Postgres HA and split brain


#1

Hi,

probably a question for @carbonin. I just watched the Sprint 46 review and noticed the Postgres HA feature. Very nice!!

I was wondering how it deals with network partitions. Say that a network partition occurs where some appliances and the master get separated from other appliances and the slave. How does it prevent the slave being promoted to master while the original master may still be accepting writes?

Thanks,
Geert


#2

So the logic for when/where to fail the database over is handled by repmgrd. You can take a look at the documentation here.

I think what you’re looking for is the section on “witness servers” which allow a particular network segment to determine whether they have the “voting majority” and should promote a local server.

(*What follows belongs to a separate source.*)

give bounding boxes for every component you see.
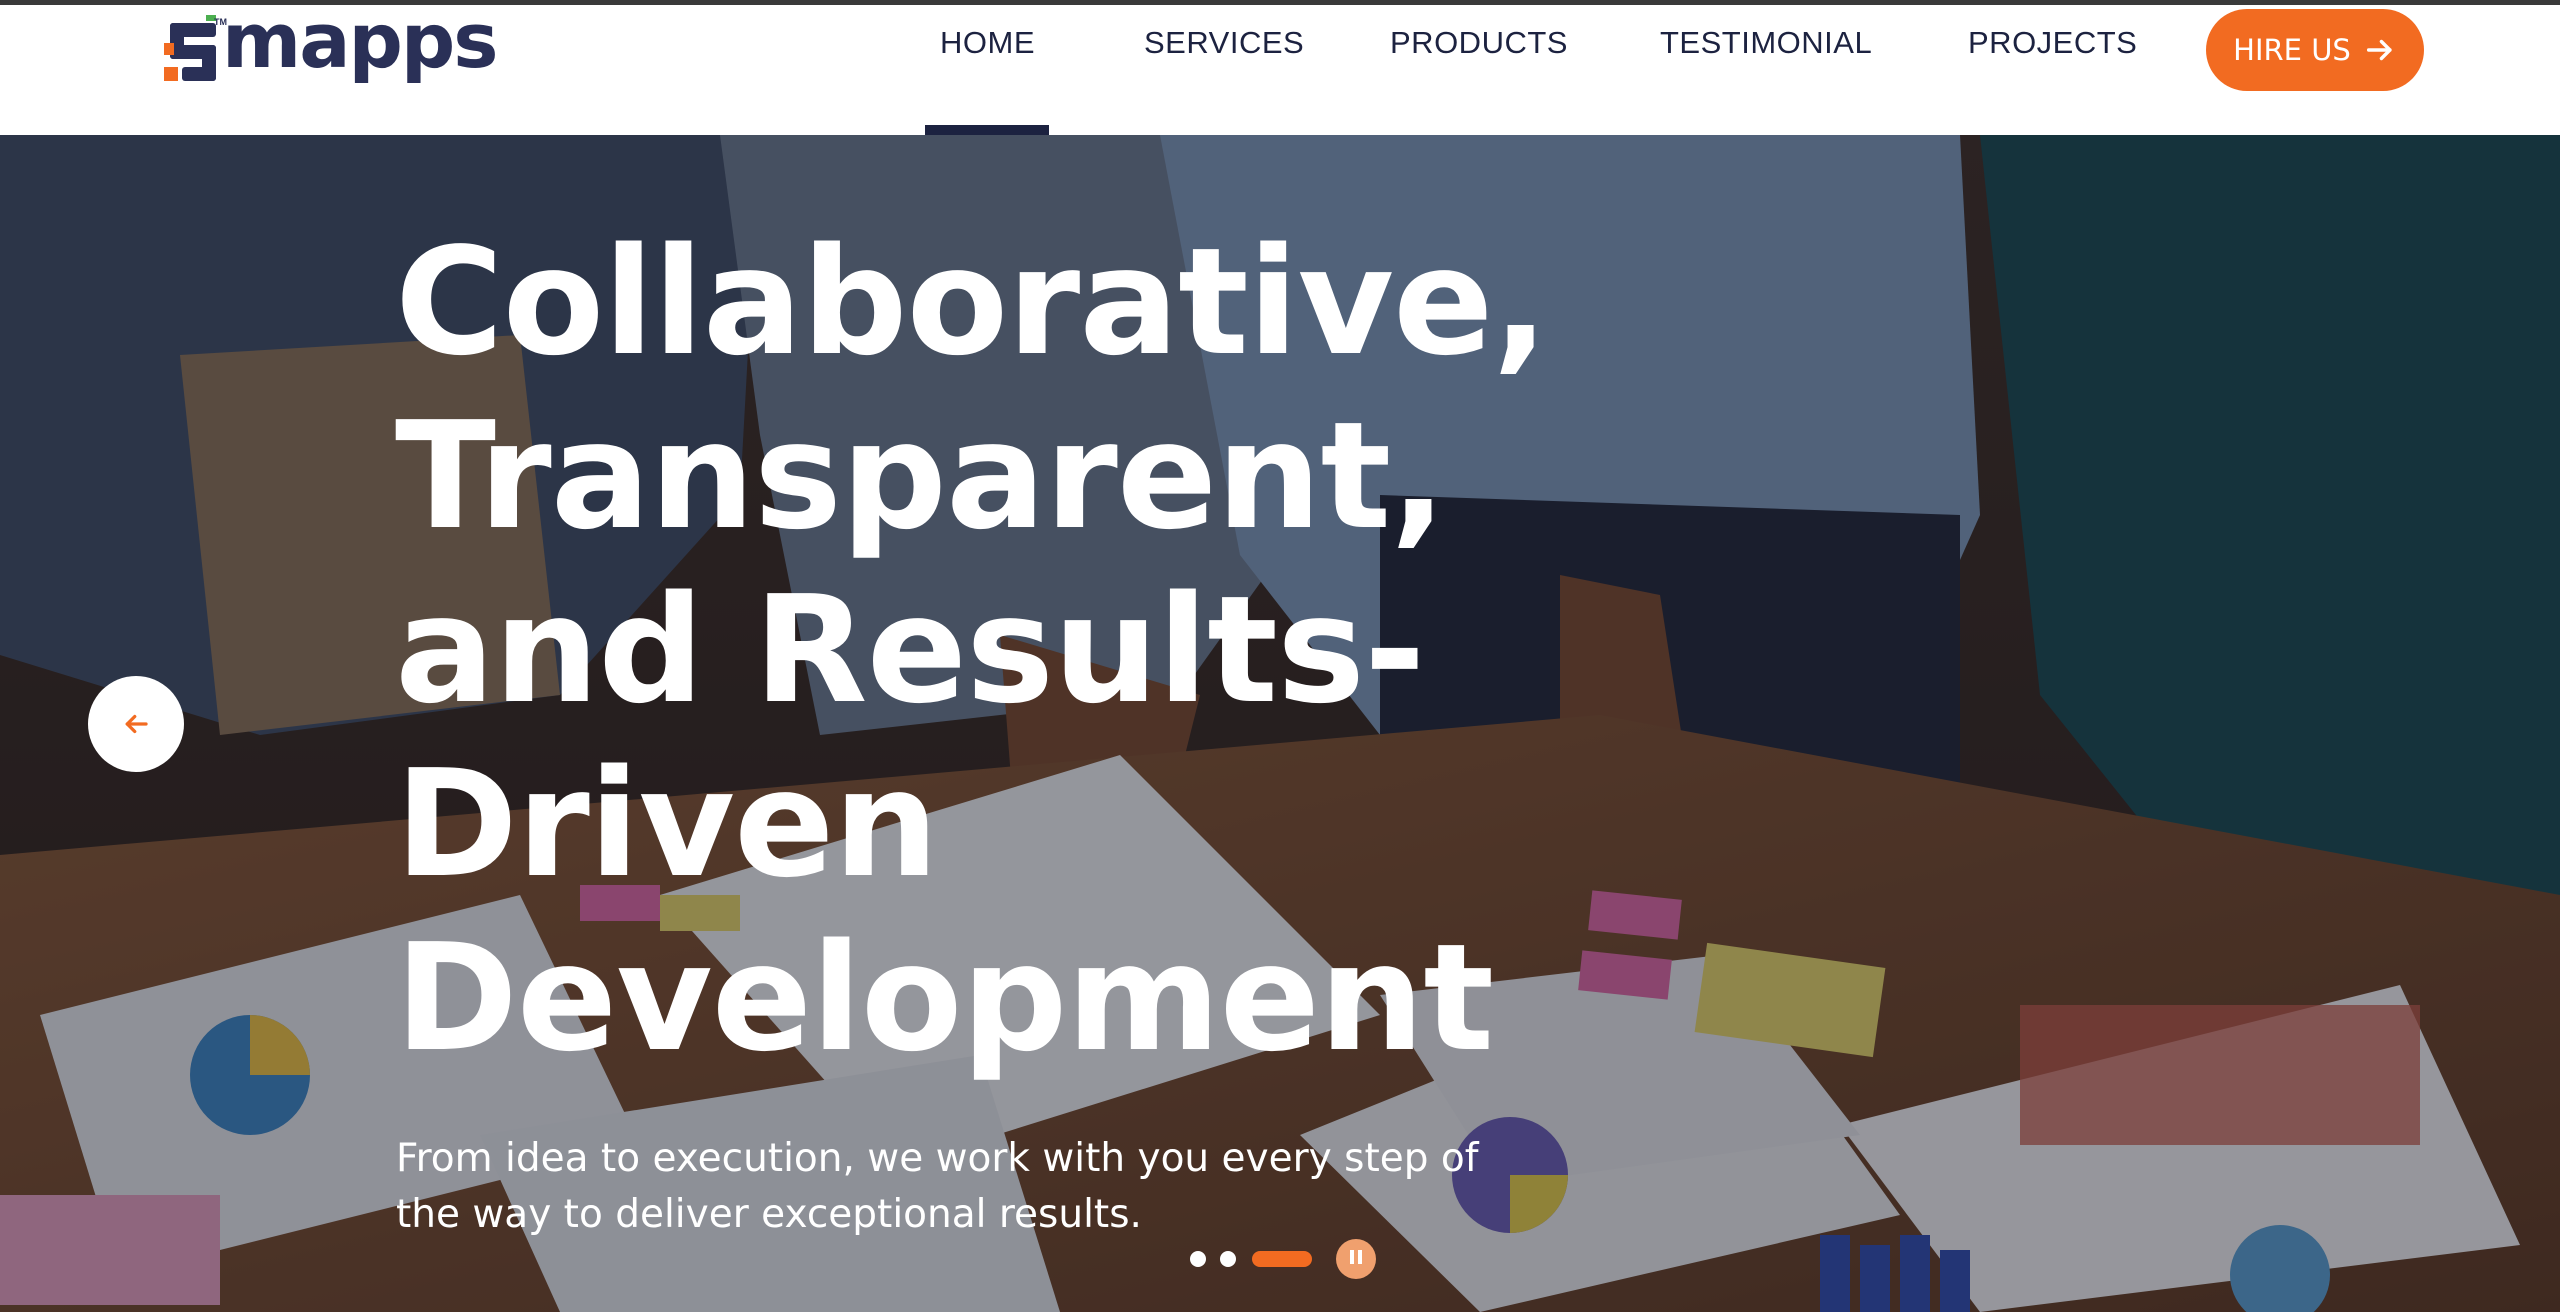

This has a few implications for our implementation.

  1. We don’t yet have an interface for creating a witness server (but this is planned)
  2. The logic to determine which database the app points to is dependent on losing connection to the original master.

This means that if we have application servers on both of the network segments, we need some more logic to determine what to do in that scenario. This has not yet been addressed because we don’t have a very satisfying answer to that question. For now I would suggest keeping the application servers on a single network segment if at all possible so that they will always have a consensus on what database they are pointing to. When we have a method for servers to communicate without using the database, this problem will be much easier to tackle.

The second thing that you may be interested in is STONITH. We haven’t tackled this yet because how to take down a “misbehaving” node is very infrastructure specific and difficult to generalize for all use cases. What I would suggest is injecting a script that runs as the promote_command configured for repmgrd that will handle STONITH as well as promoting the local node.

TLDR;
These are really difficult problems to solve, and we have to solve them in a way that can be generalized to many different virtualization and networking scenarios. But, we’re working on it :slight_smile:


#3

Thanks @carbonin.

These are really difficult problems to solve, and we have to solve them in a way that can be generalized to many different virtualization and networking scenarios. But, we’re working on it

Yup, it’s definitely not trivial. I had a look at the repmgr documentation. It looks like currently there is no protection against split brain. That’s probably something worth documenting as it could lead to loss of data.

I had a look at the witness stuff, but I wasn’t able to figure out how it protects against split brain given that the database doesn’t check if it has quorum before accepting writes (or does it?)

STONITH/fencing would definitely deal with split brain. But in case of a network partition it may not work unless you’ve got an independent network connection. It’s the classical CAP tradeoff where the customer has to choose between availability or consistency.


#4

This section actually explains that repmgrd does need a “voting majority” in order to promote a master. So using a witness server would solve that, but agreed, STONITH is really the only sure way to go if you can configure it.